About 22.7 million Americans are either out of work or underemployed.
FED STILL IN PLAY
With employment falling far short of the roughly 250,000 jobs per month over a sustained period that economists say is needed to significantly reduce unemployment, the report will give the Federal Reserve ammunition to maintain its very accommodative monetary policy.
The U.S. central bank is buying $85 billion in bonds per month and has said it would keep up asset purchases until it sees a substantial improvement in the labor market outlook, a message that Fed Chairman Ben Bernanke drove home in congressional testimony last week.
Since the 2007-09 recession ended, the economy has struggled to grow above a 2 percent annual pace. In the fourth quarter, output barely expanded.
Details of the February report are expected to show broad-based gains, with construction likely the star. The sector is expected to have added at least 25,000 jobs last month. In January, construction payrolls increased 28,000, for a fourth straight month of double-digit gains.
A decisive turnaround in the housing market and rebuilding on the East Coast after the destruction wrought by Superstorm Sandy in late October is boosting jobs at construction sites.
Manufacturers likely stepped up hiring in February, although the pace is expected to still be well below what was seen early last year because of lackluster domestic demand and cooling growth overseas.
After seven straight months of gains, retail employment probably took a breather in February. Courier and messenger jobs could rebound from the previous month's drop, but may also have been depressed by the bad weather on the East Coast.
Healthcare and social assistance probably recorded another month of solid job gains. The same is expected for leisure and hospitality.

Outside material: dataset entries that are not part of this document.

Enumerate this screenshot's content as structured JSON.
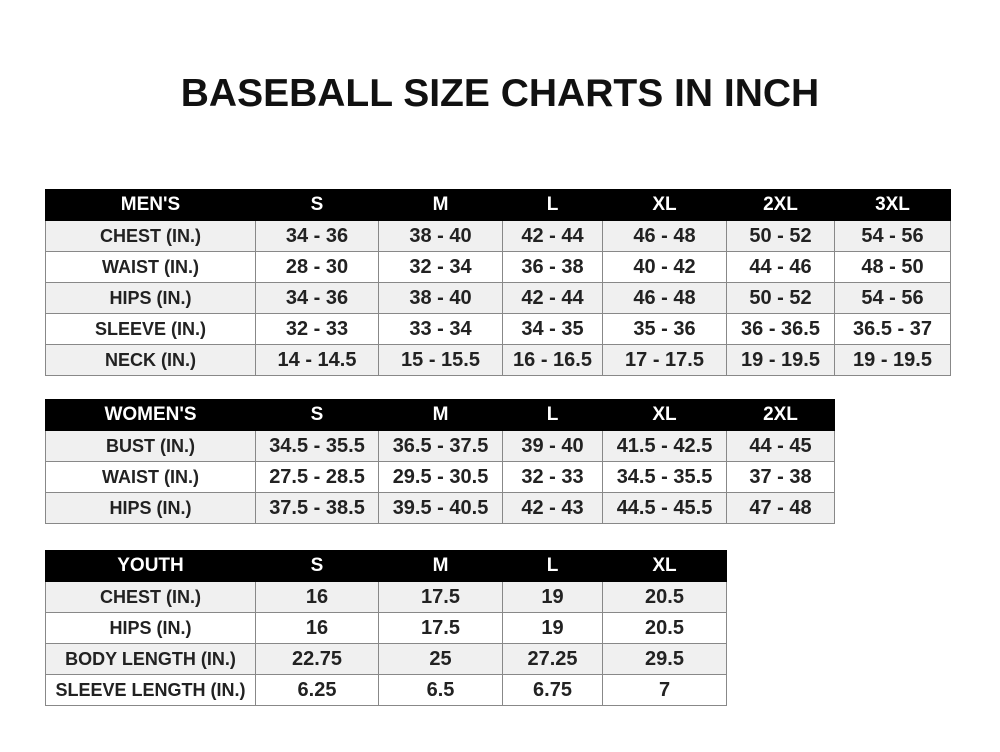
{
  "title": "BASEBALL SIZE CHARTS IN INCH",
  "tables": [
    {
      "id": "men",
      "header": [
        "MEN'S",
        "S",
        "M",
        "L",
        "XL",
        "2XL",
        "3XL"
      ],
      "rows": [
        [
          "CHEST (IN.)",
          "34 - 36",
          "38 - 40",
          "42 - 44",
          "46 - 48",
          "50 - 52",
          "54 - 56"
        ],
        [
          "WAIST (IN.)",
          "28 - 30",
          "32 - 34",
          "36 - 38",
          "40 - 42",
          "44 - 46",
          "48 - 50"
        ],
        [
          "HIPS (IN.)",
          "34 - 36",
          "38 - 40",
          "42 - 44",
          "46 - 48",
          "50 - 52",
          "54 - 56"
        ],
        [
          "SLEEVE (IN.)",
          "32 - 33",
          "33 - 34",
          "34 - 35",
          "35 - 36",
          "36 - 36.5",
          "36.5 - 37"
        ],
        [
          "NECK (IN.)",
          "14 - 14.5",
          "15 - 15.5",
          "16 - 16.5",
          "17 - 17.5",
          "19 - 19.5",
          "19 - 19.5"
        ]
      ]
    },
    {
      "id": "women",
      "header": [
        "WOMEN'S",
        "S",
        "M",
        "L",
        "XL",
        "2XL"
      ],
      "rows": [
        [
          "BUST (IN.)",
          "34.5 - 35.5",
          "36.5 - 37.5",
          "39 - 40",
          "41.5 - 42.5",
          "44 - 45"
        ],
        [
          "WAIST (IN.)",
          "27.5 - 28.5",
          "29.5 - 30.5",
          "32 - 33",
          "34.5 - 35.5",
          "37 - 38"
        ],
        [
          "HIPS (IN.)",
          "37.5 - 38.5",
          "39.5 - 40.5",
          "42 - 43",
          "44.5 - 45.5",
          "47 - 48"
        ]
      ]
    },
    {
      "id": "youth",
      "header": [
        "YOUTH",
        "S",
        "M",
        "L",
        "XL"
      ],
      "rows": [
        [
          "CHEST (IN.)",
          "16",
          "17.5",
          "19",
          "20.5"
        ],
        [
          "HIPS (IN.)",
          "16",
          "17.5",
          "19",
          "20.5"
        ],
        [
          "BODY LENGTH (IN.)",
          "22.75",
          "25",
          "27.25",
          "29.5"
        ],
        [
          "SLEEVE LENGTH (IN.)",
          "6.25",
          "6.5",
          "6.75",
          "7"
        ]
      ]
    }
  ]
}
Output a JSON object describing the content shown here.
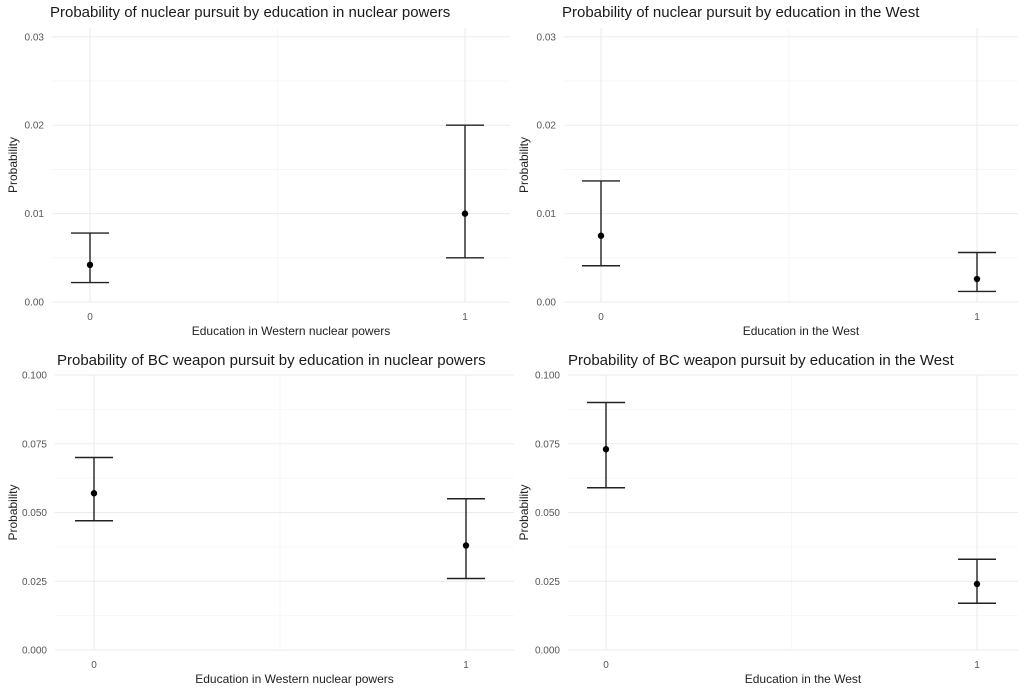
{
  "chart_data": [
    {
      "type": "scatter",
      "title": "Probability of nuclear pursuit by education in nuclear powers",
      "xlabel": "Education in Western nuclear powers",
      "ylabel": "Probability",
      "categories": [
        "0",
        "1"
      ],
      "ylim": [
        0,
        0.031
      ],
      "yticks": [
        "0.00",
        "0.01",
        "0.02",
        "0.03"
      ],
      "points": [
        {
          "x": "0",
          "y": 0.0042,
          "lower": 0.0022,
          "upper": 0.0078
        },
        {
          "x": "1",
          "y": 0.01,
          "lower": 0.005,
          "upper": 0.02
        }
      ],
      "grid": true
    },
    {
      "type": "scatter",
      "title": "Probability of nuclear pursuit by education in the West",
      "xlabel": "Education in the West",
      "ylabel": "Probability",
      "categories": [
        "0",
        "1"
      ],
      "ylim": [
        0,
        0.031
      ],
      "yticks": [
        "0.00",
        "0.01",
        "0.02",
        "0.03"
      ],
      "points": [
        {
          "x": "0",
          "y": 0.0075,
          "lower": 0.0041,
          "upper": 0.0137
        },
        {
          "x": "1",
          "y": 0.0026,
          "lower": 0.0012,
          "upper": 0.0056
        }
      ],
      "grid": true
    },
    {
      "type": "scatter",
      "title": "Probability of BC weapon pursuit by education in nuclear powers",
      "xlabel": "Education in Western nuclear powers",
      "ylabel": "Probability",
      "categories": [
        "0",
        "1"
      ],
      "ylim": [
        0,
        0.1
      ],
      "yticks": [
        "0.000",
        "0.025",
        "0.050",
        "0.075",
        "0.100"
      ],
      "points": [
        {
          "x": "0",
          "y": 0.057,
          "lower": 0.047,
          "upper": 0.07
        },
        {
          "x": "1",
          "y": 0.038,
          "lower": 0.026,
          "upper": 0.055
        }
      ],
      "grid": true
    },
    {
      "type": "scatter",
      "title": "Probability of BC weapon pursuit by education in the West",
      "xlabel": "Education in the West",
      "ylabel": "Probability",
      "categories": [
        "0",
        "1"
      ],
      "ylim": [
        0,
        0.1
      ],
      "yticks": [
        "0.000",
        "0.025",
        "0.050",
        "0.075",
        "0.100"
      ],
      "points": [
        {
          "x": "0",
          "y": 0.073,
          "lower": 0.059,
          "upper": 0.09
        },
        {
          "x": "1",
          "y": 0.024,
          "lower": 0.017,
          "upper": 0.033
        }
      ],
      "grid": true
    }
  ]
}
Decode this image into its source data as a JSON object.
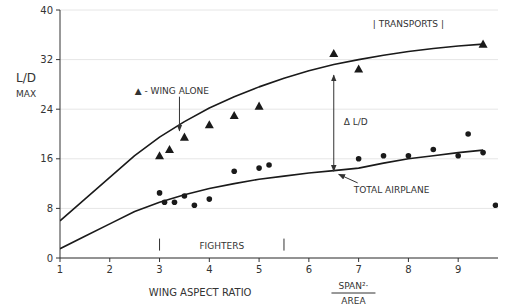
{
  "chart_data": {
    "type": "line",
    "xlabel": "WING ASPECT RATIO",
    "xlabel_fraction": {
      "numerator": "SPAN²‧",
      "denominator": "AREA"
    },
    "ylabel": "L/D",
    "ylabel_sub": "MAX",
    "xlim": [
      1,
      9.8
    ],
    "ylim": [
      0,
      40
    ],
    "xticks": [
      1,
      2,
      3,
      4,
      5,
      6,
      7,
      8,
      9
    ],
    "yticks": [
      0,
      8,
      16,
      24,
      32,
      40
    ],
    "series": [
      {
        "type": "line",
        "color": "#1a1a1a",
        "x": [
          1.0,
          1.5,
          2.0,
          2.5,
          3.0,
          3.5,
          4.0,
          4.5,
          5.0,
          5.5,
          6.0,
          6.5,
          7.0,
          7.5,
          8.0,
          8.5,
          9.0,
          9.5
        ],
        "values": [
          6.0,
          9.5,
          13.0,
          16.5,
          19.5,
          22.0,
          24.2,
          26.0,
          27.6,
          29.0,
          30.2,
          31.2,
          32.0,
          32.7,
          33.3,
          33.8,
          34.2,
          34.5
        ]
      },
      {
        "type": "line",
        "color": "#1a1a1a",
        "x": [
          1.0,
          1.5,
          2.0,
          2.5,
          3.0,
          3.5,
          4.0,
          4.5,
          5.0,
          5.5,
          6.0,
          6.5,
          7.0,
          7.5,
          8.0,
          8.5,
          9.0,
          9.5
        ],
        "values": [
          1.5,
          3.5,
          5.5,
          7.5,
          9.0,
          10.2,
          11.2,
          12.0,
          12.7,
          13.2,
          13.7,
          14.1,
          14.5,
          15.3,
          16.0,
          16.5,
          17.0,
          17.4
        ]
      },
      {
        "type": "scatter",
        "marker": "triangle",
        "color": "#1a1a1a",
        "x": [
          3.0,
          3.2,
          3.5,
          4.0,
          4.5,
          5.0,
          6.5,
          7.0,
          9.5
        ],
        "values": [
          16.5,
          17.5,
          19.5,
          21.5,
          23.0,
          24.5,
          33.0,
          30.5,
          34.5
        ]
      },
      {
        "type": "scatter",
        "marker": "circle",
        "color": "#1a1a1a",
        "x": [
          3.0,
          3.1,
          3.3,
          3.5,
          3.7,
          4.0,
          4.5,
          5.0,
          5.2,
          7.0,
          7.5,
          8.0,
          8.5,
          9.0,
          9.2,
          9.5
        ],
        "values": [
          10.5,
          9.0,
          9.0,
          10.0,
          8.5,
          9.5,
          14.0,
          14.5,
          15.0,
          16.0,
          16.5,
          16.5,
          17.5,
          16.5,
          20.0,
          17.0
        ]
      },
      {
        "type": "scatter",
        "marker": "circle",
        "color": "#1a1a1a",
        "x": [
          9.75
        ],
        "values": [
          8.5
        ]
      }
    ],
    "annotations": [
      {
        "text": "FIGHTERS",
        "x": [
          3.0,
          5.5
        ],
        "y": 2.0
      },
      {
        "text": "| TRANSPORTS |",
        "x": 8.0,
        "y": 37.8
      },
      {
        "text": "Δ L/D",
        "x": 6.7,
        "y": 22.0,
        "span_x": 6.5,
        "span_y": [
          29.5,
          14.0
        ]
      },
      {
        "text": "▲ - WING ALONE",
        "x": 2.5,
        "y": 26.5,
        "arrow_x": 3.4,
        "arrow_y": 20.5
      },
      {
        "text": "TOTAL AIRPLANE",
        "x": 6.9,
        "y": 10.5,
        "arrow_x": 6.6,
        "arrow_y": 13.5
      }
    ]
  }
}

Government payrolls are likely to have dropped by about 7,000 last month after falling 9,000 in January. Moderating local government layoffs, outside education, should help to blunt the blow from future job losses at federal agencies as Washington tightens its belt.
The sustained steady job gains are lending some stability to wages. Average hourly earnings are projected to have risen 0.2 percent last month after increasing by the same margin in January.
That would be the fourth straight month of gains in hourly earnings. They increased 2.1 percent in the 12 months through January after a similar advance in December.
"Earnings appear to have bottomed last year and are turning higher on account of the improving labor market performance," said Mulraine.
The length of the average workweek is expected to have held steady at 34.4 hours.